When she started out in the industry, back in 2015 she had to go to a conference in Mexico, where she was basically the only woman. “It has changed since then,” Craizer says. “But women are mostly found in the sustainability corner, not on the technical side. And the senior management, the decision makers are still very much all male.”

Sometimes it is hard to be taken seriously as a woman in this industry, she admits. “But over the years I have built up my competence and feel confident with my knowledge and skills.”

Would she recommend working in the waste management industry? “Of course! It is a wonderful, interesting and important industry to work in. For me it’s also important for the soul. My motivation is not money but environmental justice.”

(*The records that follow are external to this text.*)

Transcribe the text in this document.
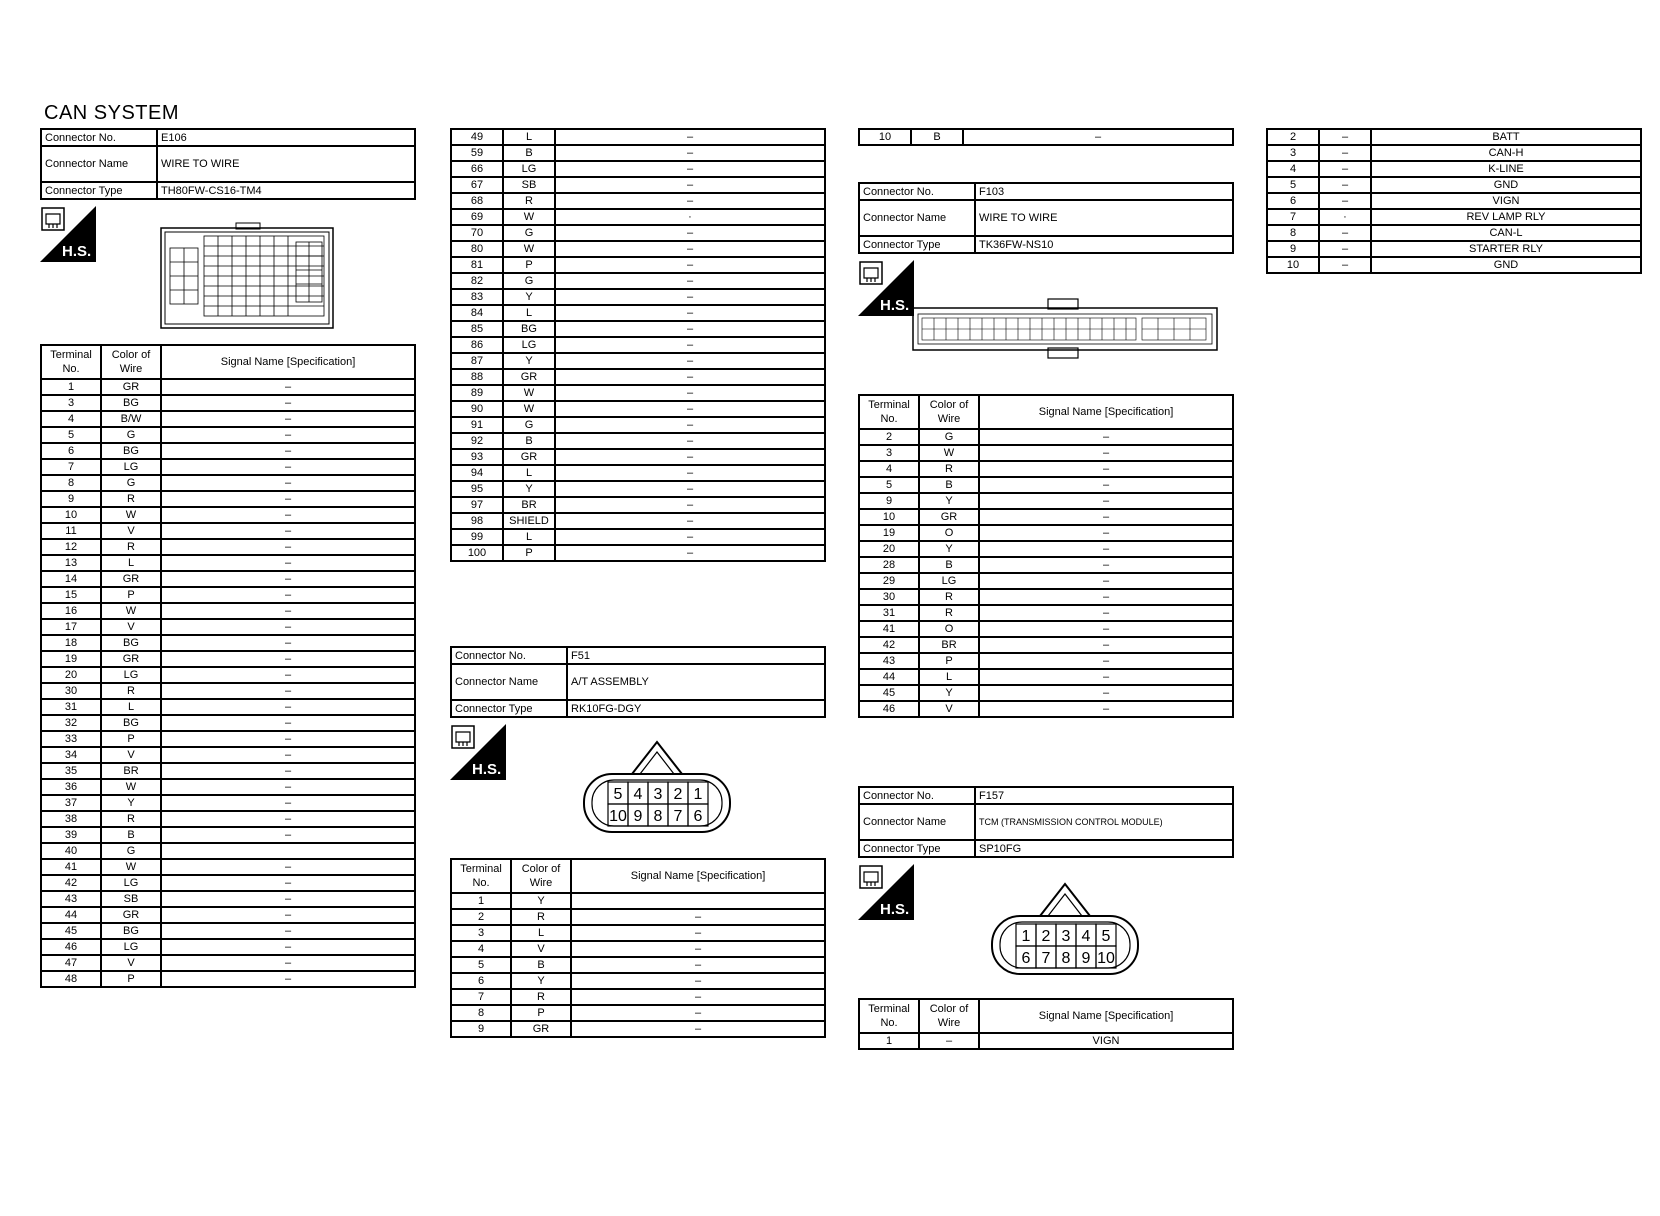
CAN SYSTEM
Connector No.	E106
Connector Name	WIRE TO WIRE
Connector Type	TH80FW-CS16-TM4
H.S.
Terminal No.	Color of Wire	Signal Name [Specification]
1	GR	–
3	BG	–
4	B/W	–
5	G	–
6	BG	–
7	LG	–
8	G	–
9	R	–
10	W	–
11	V	–
12	R	–
13	L	–
14	GR	–
15	P	–
16	W	–
17	V	–
18	BG	–
19	GR	–
20	LG	–
30	R	–
31	L	–
32	BG	–
33	P	–
34	V	–
35	BR	–
36	W	–
37	Y	–
38	R	–
39	B	–
40	G	
41	W	–
42	LG	–
43	SB	–
44	GR	–
45	BG	–
46	LG	–
47	V	–
48	P	–
49	L	–
59	B	–
66	LG	–
67	SB	–
68	R	–
69	W	·
70	G	–
80	W	–
81	P	–
82	G	–
83	Y	–
84	L	–
85	BG	–
86	LG	–
87	Y	–
88	GR	–
89	W	–
90	W	–
91	G	–
92	B	–
93	GR	–
94	L	–
95	Y	–
97	BR	–
98	SHIELD	–
99	L	–
100	P	–
Connector No.	F51
Connector Name	A/T ASSEMBLY
Connector Type	RK10FG-DGY
H.S.
5 4 3 2 1
10 9 8 7 6
Terminal No.	Color of Wire	Signal Name [Specification]
1	Y	
2	R	–
3	L	–
4	V	–
5	B	–
6	Y	–
7	R	–
8	P	–
9	GR	–
10	B	–
Connector No.	F103
Connector Name	WIRE TO WIRE
Connector Type	TK36FW-NS10
H.S.
Terminal No.	Color of Wire	Signal Name [Specification]
2	G	–
3	W	–
4	R	–
5	B	–
9	Y	–
10	GR	–
19	O	–
20	Y	–
28	B	–
29	LG	–
30	R	–
31	R	–
41	O	–
42	BR	–
43	P	–
44	L	–
45	Y	–
46	V	–
Connector No.	F157
Connector Name	TCM (TRANSMISSION CONTROL MODULE)
Connector Type	SP10FG
H.S.
1 2 3 4 5
6 7 8 9 10
Terminal No.	Color of Wire	Signal Name [Specification]
1	–	VIGN
2	–	BATT
3	–	CAN-H
4	–	K-LINE
5	–	GND
6	–	VIGN
7	·	REV LAMP RLY
8	–	CAN-L
9	–	STARTER RLY
10	–	GND
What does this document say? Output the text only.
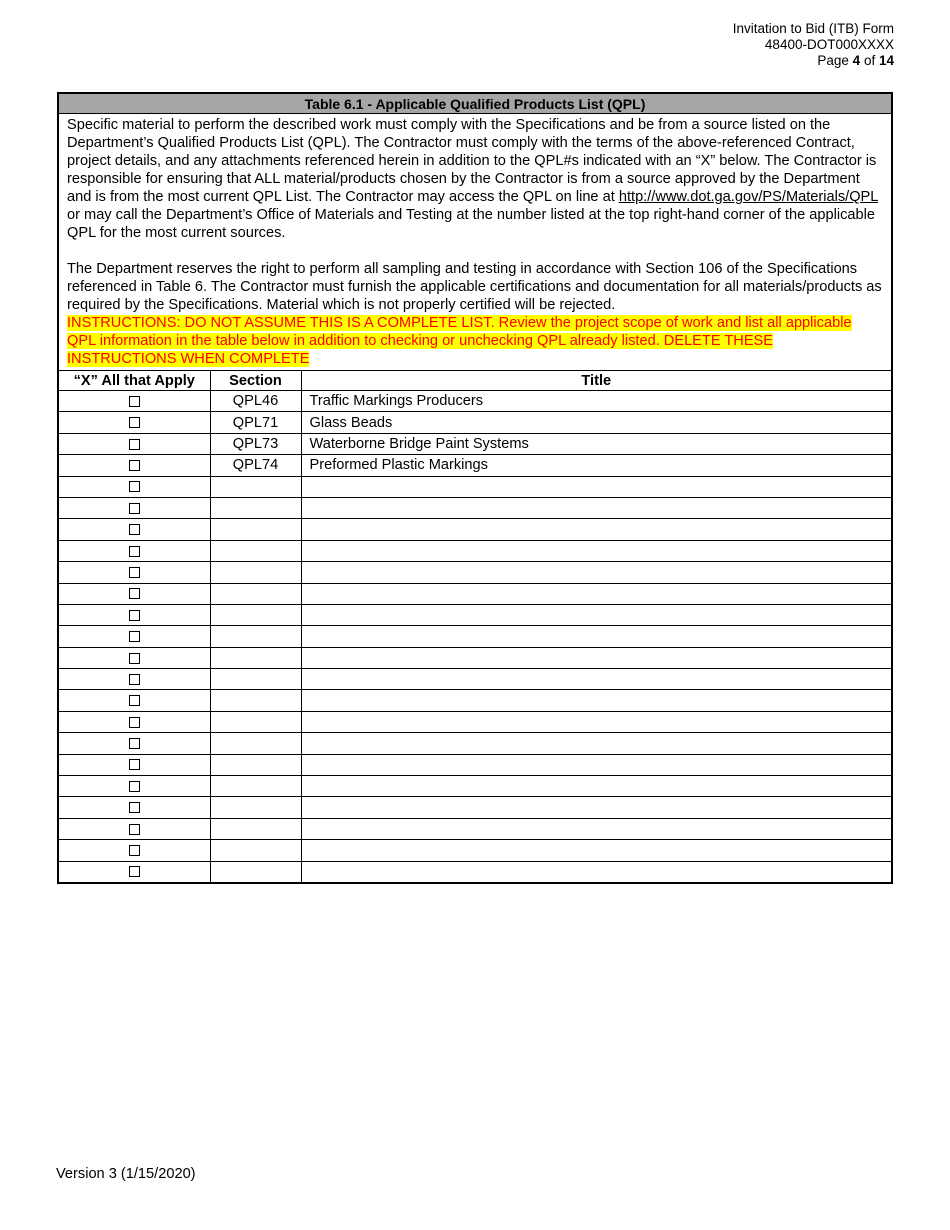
Invitation to Bid (ITB) Form
48400-DOT000XXXX
Page 4 of 14
Table 6.1 - Applicable Qualified Products List (QPL)		

Specific material to perform the described work must comply with the Specifications and be from a source listed on the Department’s Qualified Products List (QPL). The Contractor must comply with the terms of the above-referenced Contract, project details, and any attachments referenced herein in addition to the QPL#s indicated with an “X” below. The Contractor is responsible for ensuring that ALL material/products chosen by the Contractor is from a source approved by the Department and is from the most current QPL List. The Contractor may access the QPL on line at http://www.dot.ga.gov/PS/Materials/QPL or may call the Department’s Office of Materials and Testing at the number listed at the top right-hand corner of the applicable QPL for the most current sources.

The Department reserves the right to perform all sampling and testing in accordance with Section 106 of the Specifications referenced in Table 6. The Contractor must furnish the applicable certifications and documentation for all materials/products as required by the Specifications. Material which is not properly certified will be rejected.

INSTRUCTIONS: DO NOT ASSUME THIS IS A COMPLETE LIST. Review the project scope of work and list all applicable QPL information in the table below in addition to checking or unchecking QPL already listed. DELETE THESE INSTRUCTIONS WHEN COMPLETE		

“X” All that Apply	Section	Title
	QPL46	Traffic Markings Producers
	QPL71	Glass Beads
	QPL73	Waterborne Bridge Paint Systems
	QPL74	Preformed Plastic Markings

Version 3 (1/15/2020)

That is also the reason why she and her colleague from BlackForest, Kevin Negoro Kasih, founded SeedlingHub. “We want to build a bridge between Germany and emerging countries and create funding opportunities for small, local projects that might not have the chance to be funded by big, established NGOs.”

About:

Rafaela Craizer studied environmental engineering at the Pontifícia Universidade Católica do Rio de Janeiro, Brazil, the Macquarie University in Sidney, Australia and the Technische Universität Darmstadt, Germany. She has worked on research projects before she joined recycling specialist Alba Group in 2017 as environmental project manager. Currently she is Head of Consultion of BlackForest Solutions.